Uma investigação imparcial para fins parciais

Uma investigação imparcial para fins parciais

A investigação criminal defensiva, apesar de ser instaurada e conduzida pelo Advogado, pode/deve ter um caráter imparcial, objetivando uma finalidade parcial.

Explico: diferentemente do inquérito policial, que normalmente investiga de acordo com os interesses da acusação, a investigação defensiva deve abranger todos os caminhos possíveis, ainda que aparentemente sejam prejudiciais ao cliente.

Parece contraditório, mas a postura de investigar todas as versões possíveis pode evitar surpresas no inquérito policial ou no processo penal.

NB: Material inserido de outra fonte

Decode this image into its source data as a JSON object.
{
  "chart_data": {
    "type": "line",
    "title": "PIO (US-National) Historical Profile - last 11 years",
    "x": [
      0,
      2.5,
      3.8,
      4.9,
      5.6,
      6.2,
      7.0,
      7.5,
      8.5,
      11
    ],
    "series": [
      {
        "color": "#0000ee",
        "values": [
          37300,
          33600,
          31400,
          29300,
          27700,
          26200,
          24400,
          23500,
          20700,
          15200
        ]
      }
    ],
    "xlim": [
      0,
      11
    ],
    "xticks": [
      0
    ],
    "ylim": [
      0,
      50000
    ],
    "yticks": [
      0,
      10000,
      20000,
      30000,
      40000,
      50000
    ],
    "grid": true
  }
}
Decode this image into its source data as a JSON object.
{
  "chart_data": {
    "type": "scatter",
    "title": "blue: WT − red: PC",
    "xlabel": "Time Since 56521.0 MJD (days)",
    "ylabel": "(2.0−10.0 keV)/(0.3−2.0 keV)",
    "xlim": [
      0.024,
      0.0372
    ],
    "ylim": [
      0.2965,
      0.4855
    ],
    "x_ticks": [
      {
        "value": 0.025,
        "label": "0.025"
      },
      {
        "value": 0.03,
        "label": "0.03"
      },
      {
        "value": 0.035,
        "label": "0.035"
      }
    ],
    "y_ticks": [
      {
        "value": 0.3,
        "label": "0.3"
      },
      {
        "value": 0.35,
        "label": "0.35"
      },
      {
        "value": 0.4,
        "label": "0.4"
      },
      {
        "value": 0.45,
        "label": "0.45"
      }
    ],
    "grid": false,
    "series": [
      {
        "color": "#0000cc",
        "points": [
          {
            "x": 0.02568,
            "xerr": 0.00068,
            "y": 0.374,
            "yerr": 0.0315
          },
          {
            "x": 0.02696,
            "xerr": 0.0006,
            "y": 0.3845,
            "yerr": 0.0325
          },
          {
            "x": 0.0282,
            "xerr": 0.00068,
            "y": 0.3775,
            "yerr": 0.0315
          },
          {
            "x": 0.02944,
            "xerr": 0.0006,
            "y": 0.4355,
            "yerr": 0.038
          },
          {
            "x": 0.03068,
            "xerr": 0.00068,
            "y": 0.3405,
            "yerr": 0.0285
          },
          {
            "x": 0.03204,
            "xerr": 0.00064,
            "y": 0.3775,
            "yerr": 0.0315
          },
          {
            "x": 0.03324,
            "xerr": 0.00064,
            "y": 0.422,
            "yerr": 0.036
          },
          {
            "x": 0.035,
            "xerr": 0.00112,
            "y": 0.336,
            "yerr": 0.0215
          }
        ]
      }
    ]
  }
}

Alguns clientes, por vergonha, medo ou qualquer outro motivo, omitem ou alteram informações de seus Advogados. Além da vergonha por eventual fato constrangedor, o medo de que o Advogado vaze a informação também contribui para essas omissões/alterações fáticas, de forma deliberada ou não.

Nesse diapasão, não é raro que o Advogado, seguindo a versão apresentada pelo cliente, seja surpreendido com algum depoimento ou documento que prove exatamente o contrário. Eventual sentimento de traição e quebra de confiança é irrelevante se comparado com o prejuízo que isso poderá gerar para o investigado/réu.

Portanto, embasar uma estratégia/tese apenas na versão apresentada pelo cliente é um risco que não devemos correr. Deve-se perguntar a ele, por exemplo:

  • o que pode surgir na investigação?
  • alguém viu ou sabe o que aconteceu?
  • existe alguma prova que tem o condão de desconstituir a versão defensiva apresentada?

Ademais, não se deve confiar totalmente nas respostas do cliente. Após a instauração da investigação defensiva, não se pode desconsiderar a existência de elementos que prejudiquem a versão do réu e eventualmente possam ser juntados ao processo pela parte contrária, ainda que a defesa não tenha o dever de levar tais elementos aos autos oficiais (não é exigida a autoincriminação).

Destarte, a investigação defensiva deve ser imparcial para seguir todas as linhas possíveis e considerar tudo que poderá ser objeto de investigação ou instrução pela autoridade policial ou pela acusação.

Por outro lado, a imparcialidade é limitada à investigação. Após a obtenção dos elementos possíveis, o Advogado deverá retornar ao seu papel de procurador do réu e avaliar qual é a melhor estratégia possível, considerando o arcabouço probatório de que tem conhecimento e que integra a investigação oficial e a presidida pela defesa.

Carnelutti (2009, p. 54) pontua que:

(…) o defensor não é um raciocinador imparcial. E é isto o que escandaliza a gente. Apesar do escândalo, o defensor não é imparcial porque não deve sê-lo. E porque não é imparcial o defensor, tampouco pode ser nem deve ser imparcial seu adversário. A parcialidade deles é o preço que se deve pagar para obter a imparcialidade do juiz, que é, pois, o milagre do homem, uma vez que, conseguindo não ser parte, supera-se a si mesmo. O defensor e o acusador devem buscar as premissas para chegar a uma conclusão forçada.

Logo, conclui-se que a investigação defensiva deve ser conduzida de forma imparcial, considerando tudo que eventualmente poderá ser encontrado pela polícia ou pela acusação, mas sem perder de vista a finalidade parcial, que é levar aos autos oficiais apenas o que beneficie o acusado e montar argumentos que eventualmente consigam rebater aquilo que o prejudique.

Referência:

CARNELUTTI, Francesco. As misérias do processo penal. Trad. Carlos Eduardo Trevelin Millan. São Paulo: Editora Pilares, 2009.